Labour MP Mike Gapes said they were "racist" and appealed to "all decent British Commonwealth and EU citizens" to register to vote in May's polls.

The posters were also derided by many on social media, with many calling the stats inaccurate:

It is a costly campaign for the Eurosceptic party, using £1.5 million of funding from millionaire ex-Tory donor Paul Sykes for its biggest-ever publicity drive ahead of European Parliament elections on May 22.

The posters which warn "British workers are hit hard by unlimited foreign labour" and that 26 million unemployed people across Europe are "after" UK jobs will be displayed on hundreds of billboards across the country.

75% of British laws are made in Brussels, says another poster. Another claims UK taxpayers fund the "celebrity lifestyle" of EU bureaucrats.

Farage said those who compared the posters to those of the BNP were wrong.

"These posters are a hard-hitting reflection of reality as it is experienced by millions of British people struggling to earn a living outside the Westminster bubble," he said.

"Are we going to ruffle a few feathers among the chattering classes? Yes. Are we bothered about that? Not in the slightest.

"Ukip is hugely grateful to Paul Sykes for his magnificent contribution to the great cause of restoring Britain's ability to be a self-governing nation. The political earthquake I have spoken of is on its way."

Sykes said: "I am supporting the biggest advertising campaign in Ukip's history to bring home to the British people what is at stake.

"The European elections are the most important for many years.

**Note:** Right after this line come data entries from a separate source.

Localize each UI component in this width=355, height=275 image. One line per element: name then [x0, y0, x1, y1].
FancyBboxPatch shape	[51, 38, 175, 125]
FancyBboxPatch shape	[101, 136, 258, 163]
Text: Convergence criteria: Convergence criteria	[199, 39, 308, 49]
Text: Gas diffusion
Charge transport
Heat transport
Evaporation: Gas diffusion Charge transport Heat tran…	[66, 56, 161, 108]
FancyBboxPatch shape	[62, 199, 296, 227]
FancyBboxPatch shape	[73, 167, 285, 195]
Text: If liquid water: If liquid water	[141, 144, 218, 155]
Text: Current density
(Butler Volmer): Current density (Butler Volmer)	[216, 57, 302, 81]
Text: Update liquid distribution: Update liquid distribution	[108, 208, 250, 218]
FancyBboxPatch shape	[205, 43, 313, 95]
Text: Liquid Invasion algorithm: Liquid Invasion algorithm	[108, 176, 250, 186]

"We have the chance to support a party that represents a complete break with the past. The other parties, whatever their merits, are content to work within the existing Brussels straitjacket.

"They cannot do anything about immigration or British workers being undercut by cheap foreign labour and they are prisoners of the European Court of Justice and the closely-related European Court of Human Rights, which stops us deporting foreign criminals and terrorists.

"They are about to embrace new European controls over our policing and justice systems - including the European arrest warrant, they allow interference in our tax system and they subcontract more and more of our foreign and defence policies to unelected EU bureaucrats.

"An overwhelming victory for Ukip will break the political mould in the UK, forcing Labour and the Lib Dems to back a full-scale referendum and intensifying the popular pressure for that to be staged as early as general election day 2015."

The posters will be displayed in two waves over the next four weeks and be accompanied by adverts in digital media.